Tolkien’s themes add to that heft. LoTR was written during World War II, and Tolkien was a soldier in World War I, where he lost all but one of his good friends. The atmosphere shaped the novels. The Dead Marshes and the approaches to the Morannon were based on northern France after the Battle of the Somme. Frodo and Sam’s camaraderie and grit towards the end of the story mirror the bond that soldiers form on the battlefield. LoTR also deals with themes entwined with war: friendship and fellowship in the face of impossible evil, courage where there is no hope left, and honour when there are no rewards. When the army of men makes it’s last stand against Mordor, with little hope of winning, you feel it. It speaks to us.
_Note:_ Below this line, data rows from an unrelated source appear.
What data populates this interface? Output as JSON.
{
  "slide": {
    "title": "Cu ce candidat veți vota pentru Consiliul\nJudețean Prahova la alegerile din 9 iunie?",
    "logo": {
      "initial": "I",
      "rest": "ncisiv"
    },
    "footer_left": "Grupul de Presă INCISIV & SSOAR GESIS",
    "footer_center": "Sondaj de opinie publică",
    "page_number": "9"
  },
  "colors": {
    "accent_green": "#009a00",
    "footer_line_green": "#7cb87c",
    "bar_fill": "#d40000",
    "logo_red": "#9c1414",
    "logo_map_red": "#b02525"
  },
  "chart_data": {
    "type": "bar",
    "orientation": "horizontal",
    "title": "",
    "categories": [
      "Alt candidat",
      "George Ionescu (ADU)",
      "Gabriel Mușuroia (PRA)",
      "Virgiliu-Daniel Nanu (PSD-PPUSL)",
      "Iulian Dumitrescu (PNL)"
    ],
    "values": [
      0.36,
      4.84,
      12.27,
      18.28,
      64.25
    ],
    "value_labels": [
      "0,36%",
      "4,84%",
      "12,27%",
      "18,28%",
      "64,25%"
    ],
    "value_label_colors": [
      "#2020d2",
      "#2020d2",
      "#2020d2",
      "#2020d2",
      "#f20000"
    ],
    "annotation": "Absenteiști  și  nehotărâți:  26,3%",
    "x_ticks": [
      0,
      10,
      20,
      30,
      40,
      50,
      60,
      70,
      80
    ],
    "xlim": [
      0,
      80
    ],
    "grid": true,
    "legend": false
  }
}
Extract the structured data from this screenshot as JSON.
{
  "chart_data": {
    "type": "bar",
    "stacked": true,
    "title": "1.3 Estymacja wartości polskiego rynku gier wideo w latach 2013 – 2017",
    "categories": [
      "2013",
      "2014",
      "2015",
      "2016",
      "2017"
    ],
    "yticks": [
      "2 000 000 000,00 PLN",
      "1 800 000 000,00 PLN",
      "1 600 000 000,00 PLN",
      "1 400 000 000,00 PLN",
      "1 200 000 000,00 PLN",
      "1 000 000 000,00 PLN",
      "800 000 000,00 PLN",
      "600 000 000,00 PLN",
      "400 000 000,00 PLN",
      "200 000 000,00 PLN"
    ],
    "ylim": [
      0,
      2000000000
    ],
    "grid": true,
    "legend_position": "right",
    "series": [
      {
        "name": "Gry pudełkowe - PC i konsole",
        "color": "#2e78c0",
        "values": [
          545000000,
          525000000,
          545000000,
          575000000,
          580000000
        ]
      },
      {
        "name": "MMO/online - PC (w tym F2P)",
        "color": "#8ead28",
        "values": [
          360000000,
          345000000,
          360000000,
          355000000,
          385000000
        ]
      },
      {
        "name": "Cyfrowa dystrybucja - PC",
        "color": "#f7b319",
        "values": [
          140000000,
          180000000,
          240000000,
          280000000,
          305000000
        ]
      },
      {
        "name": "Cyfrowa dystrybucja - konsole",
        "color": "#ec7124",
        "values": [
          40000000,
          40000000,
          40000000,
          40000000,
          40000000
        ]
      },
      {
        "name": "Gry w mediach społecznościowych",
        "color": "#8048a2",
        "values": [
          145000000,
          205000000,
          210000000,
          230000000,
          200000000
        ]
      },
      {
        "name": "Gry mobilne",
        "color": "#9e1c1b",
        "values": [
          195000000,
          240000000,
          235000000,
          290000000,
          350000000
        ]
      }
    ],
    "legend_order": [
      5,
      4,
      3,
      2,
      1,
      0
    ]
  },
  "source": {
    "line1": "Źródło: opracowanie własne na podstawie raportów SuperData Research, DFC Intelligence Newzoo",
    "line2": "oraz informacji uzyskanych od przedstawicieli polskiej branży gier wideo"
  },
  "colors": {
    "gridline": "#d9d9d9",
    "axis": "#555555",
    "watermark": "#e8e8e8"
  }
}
It’s this detail and gravitas that is Tolkien’s most palpable legacy: a world so rich, it could be real. As such, LoTR is a literal manifestation of Borges’s ‘innumerable narrations’—so varied, it is capable of offering something to almost everybody. Hippies of the 60s could reach towards the same text as theologians and pull out elements that feed their worldview (one an anti-war narrative and the other Catholic themes). That, perhaps, is the greatest test of a world: that it is as plural as the one we live in.
High or epic fantasy is now a popular genre. From J. K. Rowling’s Harry Potter universe to George R.R. Martin’s grittier and more ruthless A Song of Ice and Fire, novelists carry forward Tolkien’s gift of world-building, creating universes alien from us but with hearts that are distinctly human. Each one attempts to become a manifestation of Borges’s ‘innumerable narrations’, a world where a line, a song, a thought could yield another story.
Along the way, they must meet Tolkien. Who can write about an elf without thinking of Galadriel? What quest or friendship doesn’t remind you of Frodo and Sam, trudging through the lands of Mordor? Most wise wizards must face up to Gandalf, most ambivalent heroes must stare Aragon down, and a dark lord must match Sauron. And that is precisely LoTR’s influence on modern fantasy- it is as real to us as our world. In some way or another, either through the books, the movies or through conversation, we have all lived in it.